Architectural Description (Style): The building is designed in the 1930s Art Deco style with rounded smoothly plastered corners and horizontal lines. Simple verticals above the entry doors for the buses break the horizontals. From railway side the roofline presents a strong representative sawtooth pattern with rounded points. Modifications: The building is virtually unmodified. The usage of some offices on the lower floor has changed and the upstairs social rooms are no longer used. The Art Deco interior of the concourse is intact.

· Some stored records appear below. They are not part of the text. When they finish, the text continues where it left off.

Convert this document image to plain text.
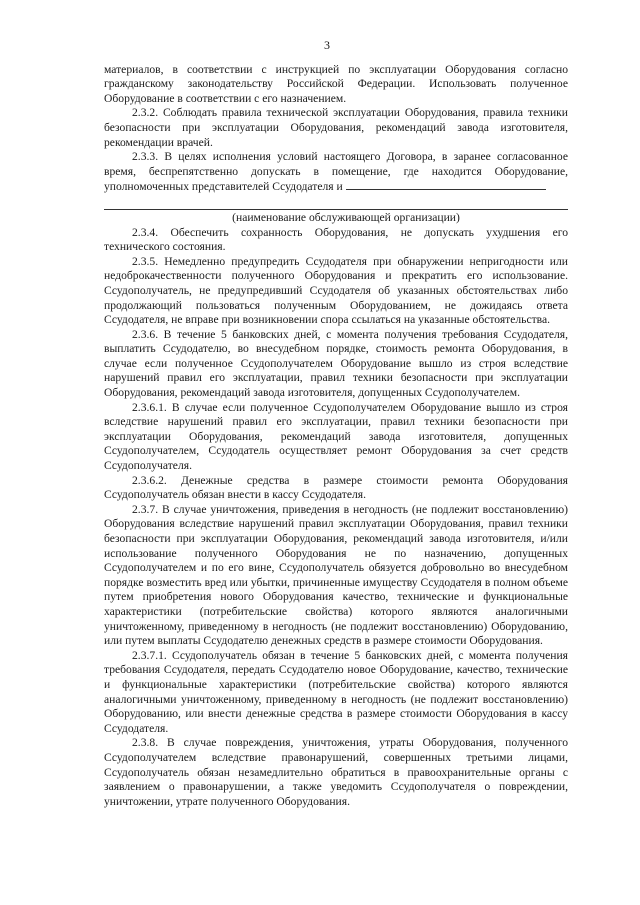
3

материалов, в соответствии с инструкцией по эксплуатации Оборудования согласно гражданскому законодательству Российской Федерации. Использовать полученное Оборудование в соответствии с его назначением.

2.3.2. Соблюдать правила технической эксплуатации Оборудования, правила техники безопасности при эксплуатации Оборудования, рекомендаций завода изготовителя, рекомендации врачей.

2.3.3. В целях исполнения условий настоящего Договора, в заранее согласованное время, беспрепятственно допускать в помещение, где находится Оборудование, уполномоченных представителей Ссудодателя и

(наименование обслуживающей организации)

2.3.4. Обеспечить сохранность Оборудования, не допускать ухудшения его технического состояния.

2.3.5. Немедленно предупредить Ссудодателя при обнаружении непригодности или недоброкачественности полученного Оборудования и прекратить его использование. Ссудополучатель, не предупредивший Ссудодателя об указанных обстоятельствах либо продолжающий пользоваться полученным Оборудованием, не дожидаясь ответа Ссудодателя, не вправе при возникновении спора ссылаться на указанные обстоятельства.

2.3.6. В течение 5 банковских дней, с момента получения требования Ссудодателя, выплатить Ссудодателю, во внесудебном порядке, стоимость ремонта Оборудования, в случае если полученное Ссудополучателем Оборудование вышло из строя вследствие нарушений правил его эксплуатации, правил техники безопасности при эксплуатации Оборудования, рекомендаций завода изготовителя, допущенных Ссудополучателем.

2.3.6.1. В случае если полученное Ссудополучателем Оборудование вышло из строя вследствие нарушений правил его эксплуатации, правил техники безопасности при эксплуатации Оборудования, рекомендаций завода изготовителя, допущенных Ссудополучателем, Ссудодатель осуществляет ремонт Оборудования за счет средств Ссудополучателя.

2.3.6.2. Денежные средства в размере стоимости ремонта Оборудования Ссудополучатель обязан внести в кассу Ссудодателя.

2.3.7. В случае уничтожения, приведения в негодность (не подлежит восстановлению) Оборудования вследствие нарушений правил эксплуатации Оборудования, правил техники безопасности при эксплуатации Оборудования, рекомендаций завода изготовителя, и/или использование полученного Оборудования не по назначению, допущенных Ссудополучателем и по его вине, Ссудополучатель обязуется добровольно во внесудебном порядке возместить вред или убытки, причиненные имуществу Ссудодателя в полном объеме путем приобретения нового Оборудования качество, технические и функциональные характеристики (потребительские свойства) которого являются аналогичными уничтоженному, приведенному в негодность (не подлежит восстановлению) Оборудованию, или путем выплаты Ссудодателю денежных средств в размере стоимости Оборудования.

2.3.7.1. Ссудополучатель обязан в течение 5 банковских дней, с момента получения требования Ссудодателя, передать Ссудодателю новое Оборудование, качество, технические и функциональные характеристики (потребительские свойства) которого являются аналогичными уничтоженному, приведенному в негодность (не подлежит восстановлению) Оборудованию, или внести денежные средства в размере стоимости Оборудования в кассу Ссудодателя.

2.3.8. В случае повреждения, уничтожения, утраты Оборудования, полученного Ссудополучателем вследствие правонарушений, совершенных третьими лицами, Ссудополучатель обязан незамедлительно обратиться в правоохранительные органы с заявлением о правонарушении, а также уведомить Ссудополучателя о повреждении, уничтожении, утрате полученного Оборудования.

Even through buses are now much larger there is still room undercover for about 30 buses, using all the workshops.
Information Sources
Encyclopaedia of NZ, 1966
Encyclopaedia of New Zealand, Wellington, 1966
Report Written By
This historic place was registered under the Historic Places Act 1980. This report includes the text from the original Building Classification Committee report considered by the NZHPT Board at the time of registration. Please note that entry on the New Zealand Heritage List/Rarangi Korero identifies only the heritage values of the property concerned, and should not be construed as advice on the state of the property, or as a comment of its soundness or safety, including in regard to earthquake risk, safety in the event of fire, or insanitary conditions.